Abstracts

VOWEL-SPEECH VERSUS PURE-TONE PROCESSING IN INTRACTABLE TEMPORAL LOBE EPILEPSY

Abstract number : 1.026
Submission category : 3. Clinical Neurophysiology
Year : 2009
Submission ID : 9372
Source : www.aesnet.org
Presentation date : 12/4/2009 12:00:00 AM
Published date : Aug 26, 2009, 08:12 AM

Authors :
Hiroko Iino, Y. Emori, A. Matsuda, M. Miyajima, K. Hara, K. Ohta, T. Maehara, M. Inaji, M. Hara, E. Matsushima and M. Matsuura

Rationale: Mismatch negativity (MMN) is an objective index for preattentive detection of acoustic changes in human. The goal of this study was to find out the information processing of Japanese vowel-speech and pure-tone changes using MMN in patients with intractable temporal lobe epilepsy. Methods: The subjects consisted of eight right-handed patients with intractable temporal lobe epilepsy (mean age 33.8±11.0 years, 3 females), and nine right-handed healthy controls (34.1±10.4 years, 6 females) . The laterality of epileptic focus was left in 3 patients, right in 1 patient, and unclear or bilateral in the rest. The stimuli of the vowel-speech task were constant Japanese vowel-speech pairs (standard /a/ vs. deviant /o/) and those of the pure-tone pairs (standard 1000Hz vs. deviant 1050Hz). The electrodes were placed at Fz, Cz, F3, F4, and bilateral mastoids. The MMN waveforms were derived by point-by-point subtraction of those for the standard stimulation from those for the deviant stimulation. MMN peak was determined within a window of 50-200 ms. MMN parameters measured were mean amplitudes, peak amplitudes, and peak latencies. Three- and two-way repeated measures analyses of variance (ANOVA) were carried out using Super-ANOVA program.

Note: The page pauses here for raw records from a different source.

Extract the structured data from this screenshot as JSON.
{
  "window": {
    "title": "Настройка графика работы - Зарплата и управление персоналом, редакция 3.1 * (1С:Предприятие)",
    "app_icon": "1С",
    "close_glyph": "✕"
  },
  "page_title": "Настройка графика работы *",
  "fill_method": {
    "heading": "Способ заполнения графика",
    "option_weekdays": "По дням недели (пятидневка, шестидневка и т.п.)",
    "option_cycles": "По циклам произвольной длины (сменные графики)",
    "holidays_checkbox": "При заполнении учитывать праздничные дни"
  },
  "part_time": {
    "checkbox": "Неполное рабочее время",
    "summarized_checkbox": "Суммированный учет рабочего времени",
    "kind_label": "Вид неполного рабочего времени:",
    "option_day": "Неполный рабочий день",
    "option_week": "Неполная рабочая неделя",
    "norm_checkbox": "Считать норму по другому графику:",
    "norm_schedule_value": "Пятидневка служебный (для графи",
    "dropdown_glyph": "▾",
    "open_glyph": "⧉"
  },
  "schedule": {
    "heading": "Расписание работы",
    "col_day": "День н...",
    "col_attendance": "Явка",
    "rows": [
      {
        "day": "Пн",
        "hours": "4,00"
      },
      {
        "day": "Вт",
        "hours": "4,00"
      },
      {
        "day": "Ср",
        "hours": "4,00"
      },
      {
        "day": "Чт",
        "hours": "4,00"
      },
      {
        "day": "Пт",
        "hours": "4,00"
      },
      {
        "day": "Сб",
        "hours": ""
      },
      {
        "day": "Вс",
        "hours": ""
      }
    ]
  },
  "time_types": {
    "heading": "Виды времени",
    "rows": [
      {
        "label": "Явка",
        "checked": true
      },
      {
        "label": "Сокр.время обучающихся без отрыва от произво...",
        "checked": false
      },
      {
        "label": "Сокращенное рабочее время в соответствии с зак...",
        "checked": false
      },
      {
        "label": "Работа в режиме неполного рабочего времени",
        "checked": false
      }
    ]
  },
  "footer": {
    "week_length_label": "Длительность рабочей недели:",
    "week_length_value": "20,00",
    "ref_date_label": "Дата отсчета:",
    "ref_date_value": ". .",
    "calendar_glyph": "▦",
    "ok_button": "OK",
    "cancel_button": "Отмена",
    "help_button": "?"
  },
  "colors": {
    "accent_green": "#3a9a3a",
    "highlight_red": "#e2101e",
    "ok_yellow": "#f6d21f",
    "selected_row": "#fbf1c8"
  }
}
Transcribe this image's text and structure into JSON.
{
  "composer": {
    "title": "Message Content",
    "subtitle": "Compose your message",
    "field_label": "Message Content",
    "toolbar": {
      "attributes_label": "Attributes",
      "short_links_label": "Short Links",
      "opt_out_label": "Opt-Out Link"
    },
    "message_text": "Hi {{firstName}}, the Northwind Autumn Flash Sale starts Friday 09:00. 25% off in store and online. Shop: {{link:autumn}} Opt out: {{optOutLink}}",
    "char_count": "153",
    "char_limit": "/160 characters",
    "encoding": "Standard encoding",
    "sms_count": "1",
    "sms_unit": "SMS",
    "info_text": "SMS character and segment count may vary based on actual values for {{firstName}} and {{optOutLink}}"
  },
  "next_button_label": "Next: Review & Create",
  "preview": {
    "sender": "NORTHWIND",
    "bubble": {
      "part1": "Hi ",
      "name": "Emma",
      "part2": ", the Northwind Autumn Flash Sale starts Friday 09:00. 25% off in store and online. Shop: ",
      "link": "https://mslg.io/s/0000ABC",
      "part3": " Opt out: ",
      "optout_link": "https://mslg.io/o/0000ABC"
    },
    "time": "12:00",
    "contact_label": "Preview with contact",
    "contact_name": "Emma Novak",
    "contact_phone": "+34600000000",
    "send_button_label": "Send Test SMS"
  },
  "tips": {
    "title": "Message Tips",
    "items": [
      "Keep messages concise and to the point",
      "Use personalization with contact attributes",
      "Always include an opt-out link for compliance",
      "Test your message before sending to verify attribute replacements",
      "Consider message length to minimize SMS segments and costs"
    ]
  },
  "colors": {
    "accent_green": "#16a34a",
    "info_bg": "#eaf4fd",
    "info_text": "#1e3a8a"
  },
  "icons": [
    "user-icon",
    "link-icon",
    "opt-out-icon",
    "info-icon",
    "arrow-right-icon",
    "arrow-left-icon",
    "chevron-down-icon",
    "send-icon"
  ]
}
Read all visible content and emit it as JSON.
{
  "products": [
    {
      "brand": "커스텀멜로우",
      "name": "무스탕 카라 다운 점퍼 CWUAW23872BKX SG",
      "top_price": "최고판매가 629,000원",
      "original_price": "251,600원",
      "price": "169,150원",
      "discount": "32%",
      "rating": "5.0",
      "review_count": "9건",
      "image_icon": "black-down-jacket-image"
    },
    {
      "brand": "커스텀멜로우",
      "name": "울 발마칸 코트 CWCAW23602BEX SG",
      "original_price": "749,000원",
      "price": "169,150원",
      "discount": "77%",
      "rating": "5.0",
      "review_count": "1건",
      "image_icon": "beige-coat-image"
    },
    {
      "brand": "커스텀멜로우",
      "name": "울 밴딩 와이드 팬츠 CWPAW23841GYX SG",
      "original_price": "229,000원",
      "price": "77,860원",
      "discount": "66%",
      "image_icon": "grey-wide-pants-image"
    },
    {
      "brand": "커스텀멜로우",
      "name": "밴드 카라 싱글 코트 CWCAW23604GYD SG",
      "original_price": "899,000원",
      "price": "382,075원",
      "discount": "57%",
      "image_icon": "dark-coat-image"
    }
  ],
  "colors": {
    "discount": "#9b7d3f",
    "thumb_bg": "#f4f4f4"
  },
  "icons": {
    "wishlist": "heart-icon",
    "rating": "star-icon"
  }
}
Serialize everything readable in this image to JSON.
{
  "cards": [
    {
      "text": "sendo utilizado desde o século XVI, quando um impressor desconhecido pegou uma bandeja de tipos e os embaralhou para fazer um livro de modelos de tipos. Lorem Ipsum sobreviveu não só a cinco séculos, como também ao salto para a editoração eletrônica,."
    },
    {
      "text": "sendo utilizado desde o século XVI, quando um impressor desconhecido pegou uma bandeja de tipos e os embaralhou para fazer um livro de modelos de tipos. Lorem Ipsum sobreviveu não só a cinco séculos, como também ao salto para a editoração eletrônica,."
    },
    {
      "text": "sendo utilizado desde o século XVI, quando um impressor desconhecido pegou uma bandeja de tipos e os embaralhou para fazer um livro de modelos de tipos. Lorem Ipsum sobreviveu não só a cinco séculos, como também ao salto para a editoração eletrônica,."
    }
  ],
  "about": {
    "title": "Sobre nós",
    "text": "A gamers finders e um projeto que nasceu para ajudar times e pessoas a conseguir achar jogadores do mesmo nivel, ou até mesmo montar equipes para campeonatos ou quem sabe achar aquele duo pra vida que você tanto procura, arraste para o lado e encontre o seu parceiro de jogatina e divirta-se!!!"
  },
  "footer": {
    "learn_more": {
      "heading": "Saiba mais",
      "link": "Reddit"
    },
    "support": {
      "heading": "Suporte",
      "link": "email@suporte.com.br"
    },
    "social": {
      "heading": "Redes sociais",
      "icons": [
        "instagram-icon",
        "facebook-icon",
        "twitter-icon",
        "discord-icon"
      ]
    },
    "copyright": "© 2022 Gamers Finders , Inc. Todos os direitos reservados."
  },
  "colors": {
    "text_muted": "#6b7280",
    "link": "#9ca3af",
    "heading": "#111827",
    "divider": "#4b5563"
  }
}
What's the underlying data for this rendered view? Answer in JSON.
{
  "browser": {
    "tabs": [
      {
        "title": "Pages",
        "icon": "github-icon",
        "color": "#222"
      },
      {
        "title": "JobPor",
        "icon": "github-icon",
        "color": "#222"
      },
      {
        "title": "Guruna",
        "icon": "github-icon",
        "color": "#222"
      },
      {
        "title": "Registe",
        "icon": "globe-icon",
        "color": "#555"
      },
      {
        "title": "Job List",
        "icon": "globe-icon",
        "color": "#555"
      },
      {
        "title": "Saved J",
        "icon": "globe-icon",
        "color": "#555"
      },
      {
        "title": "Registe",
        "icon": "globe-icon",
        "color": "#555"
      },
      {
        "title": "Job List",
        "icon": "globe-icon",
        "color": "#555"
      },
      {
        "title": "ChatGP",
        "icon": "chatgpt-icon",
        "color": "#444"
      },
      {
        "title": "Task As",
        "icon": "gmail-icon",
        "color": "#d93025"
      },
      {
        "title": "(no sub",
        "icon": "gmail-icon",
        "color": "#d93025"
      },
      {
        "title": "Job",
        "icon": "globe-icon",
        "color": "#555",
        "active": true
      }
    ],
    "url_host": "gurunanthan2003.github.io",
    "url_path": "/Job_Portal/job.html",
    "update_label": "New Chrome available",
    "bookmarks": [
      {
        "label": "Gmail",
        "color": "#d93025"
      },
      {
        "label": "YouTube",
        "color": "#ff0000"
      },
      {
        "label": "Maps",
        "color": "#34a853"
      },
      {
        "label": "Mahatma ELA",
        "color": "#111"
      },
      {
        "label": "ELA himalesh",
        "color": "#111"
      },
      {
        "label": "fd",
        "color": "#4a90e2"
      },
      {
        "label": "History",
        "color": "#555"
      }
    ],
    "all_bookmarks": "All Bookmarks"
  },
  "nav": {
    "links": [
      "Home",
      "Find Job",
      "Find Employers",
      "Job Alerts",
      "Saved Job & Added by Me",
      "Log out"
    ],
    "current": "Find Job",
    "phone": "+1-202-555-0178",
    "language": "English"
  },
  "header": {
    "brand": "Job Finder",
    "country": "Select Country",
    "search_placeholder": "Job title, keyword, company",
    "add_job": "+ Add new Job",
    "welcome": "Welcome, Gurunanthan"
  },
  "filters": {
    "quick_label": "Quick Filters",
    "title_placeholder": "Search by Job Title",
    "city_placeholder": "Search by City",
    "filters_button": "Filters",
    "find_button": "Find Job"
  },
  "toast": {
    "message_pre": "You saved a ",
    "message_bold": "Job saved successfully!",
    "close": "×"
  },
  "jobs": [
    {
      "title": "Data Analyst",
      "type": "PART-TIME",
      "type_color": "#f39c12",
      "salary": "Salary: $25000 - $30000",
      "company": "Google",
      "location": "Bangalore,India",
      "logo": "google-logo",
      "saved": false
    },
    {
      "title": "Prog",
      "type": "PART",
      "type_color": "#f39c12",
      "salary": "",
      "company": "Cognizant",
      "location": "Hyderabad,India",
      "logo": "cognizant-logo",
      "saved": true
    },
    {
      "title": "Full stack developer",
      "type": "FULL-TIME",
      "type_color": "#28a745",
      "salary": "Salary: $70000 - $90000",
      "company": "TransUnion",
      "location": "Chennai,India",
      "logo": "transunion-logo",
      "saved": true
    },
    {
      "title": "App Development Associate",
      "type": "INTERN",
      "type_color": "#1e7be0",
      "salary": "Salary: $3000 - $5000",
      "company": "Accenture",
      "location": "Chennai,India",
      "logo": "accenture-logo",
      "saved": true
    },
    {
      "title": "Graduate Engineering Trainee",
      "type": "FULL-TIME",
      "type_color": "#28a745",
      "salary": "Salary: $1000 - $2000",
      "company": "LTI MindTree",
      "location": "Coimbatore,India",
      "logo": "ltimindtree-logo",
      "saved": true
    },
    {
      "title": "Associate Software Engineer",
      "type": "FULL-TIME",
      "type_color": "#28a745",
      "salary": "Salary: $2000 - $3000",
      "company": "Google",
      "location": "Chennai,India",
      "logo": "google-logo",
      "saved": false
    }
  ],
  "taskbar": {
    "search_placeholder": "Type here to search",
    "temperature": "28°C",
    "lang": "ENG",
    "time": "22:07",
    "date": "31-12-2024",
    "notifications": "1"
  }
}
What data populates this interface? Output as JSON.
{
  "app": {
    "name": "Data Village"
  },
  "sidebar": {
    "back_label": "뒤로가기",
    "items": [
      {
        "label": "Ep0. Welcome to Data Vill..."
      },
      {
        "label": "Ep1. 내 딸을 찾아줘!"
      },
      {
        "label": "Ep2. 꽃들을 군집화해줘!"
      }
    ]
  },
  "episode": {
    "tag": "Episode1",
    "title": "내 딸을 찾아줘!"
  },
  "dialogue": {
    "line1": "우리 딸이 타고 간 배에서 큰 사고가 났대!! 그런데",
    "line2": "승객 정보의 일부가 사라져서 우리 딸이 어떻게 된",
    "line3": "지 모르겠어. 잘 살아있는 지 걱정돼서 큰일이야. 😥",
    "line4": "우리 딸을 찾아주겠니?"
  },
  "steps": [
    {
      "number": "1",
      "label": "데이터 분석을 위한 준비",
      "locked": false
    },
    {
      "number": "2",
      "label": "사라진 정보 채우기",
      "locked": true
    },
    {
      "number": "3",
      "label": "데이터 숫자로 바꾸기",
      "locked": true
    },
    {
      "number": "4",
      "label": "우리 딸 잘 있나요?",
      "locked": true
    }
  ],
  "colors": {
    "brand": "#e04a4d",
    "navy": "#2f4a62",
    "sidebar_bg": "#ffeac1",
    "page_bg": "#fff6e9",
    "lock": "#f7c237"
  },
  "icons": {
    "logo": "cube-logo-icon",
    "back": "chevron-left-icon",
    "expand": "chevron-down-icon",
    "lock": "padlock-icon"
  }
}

Results: In intractable temporal lobe epilepsy group: The MMN latency for vowel-speech task (86msec at Fz) was significantly shorter than that for pure-tone task (119msec at Fz). MMN amplitudes were similar between the two tasks at all electrodes. No hemispheric preference for processing of vowel-speech or pure-tone was observed. In healthy control group: MMN amplitudes showed a significant main effect of task, indicating that the MMN amplitudes at Fz for vowel-speech task were larger than those for pure-tone task. However, the MMN amplitudes at both mastoids were not different between the two tasks. The MMN latency was similar between the two tasks. No hemispheric preference for processing of vowel-speech or pure-tone was observed. Conclusions: The present results suggest that the processing of vowel-speech sound and pure-tone change may be different between patients with intractable temporal lobe epilepsy and healthy controls.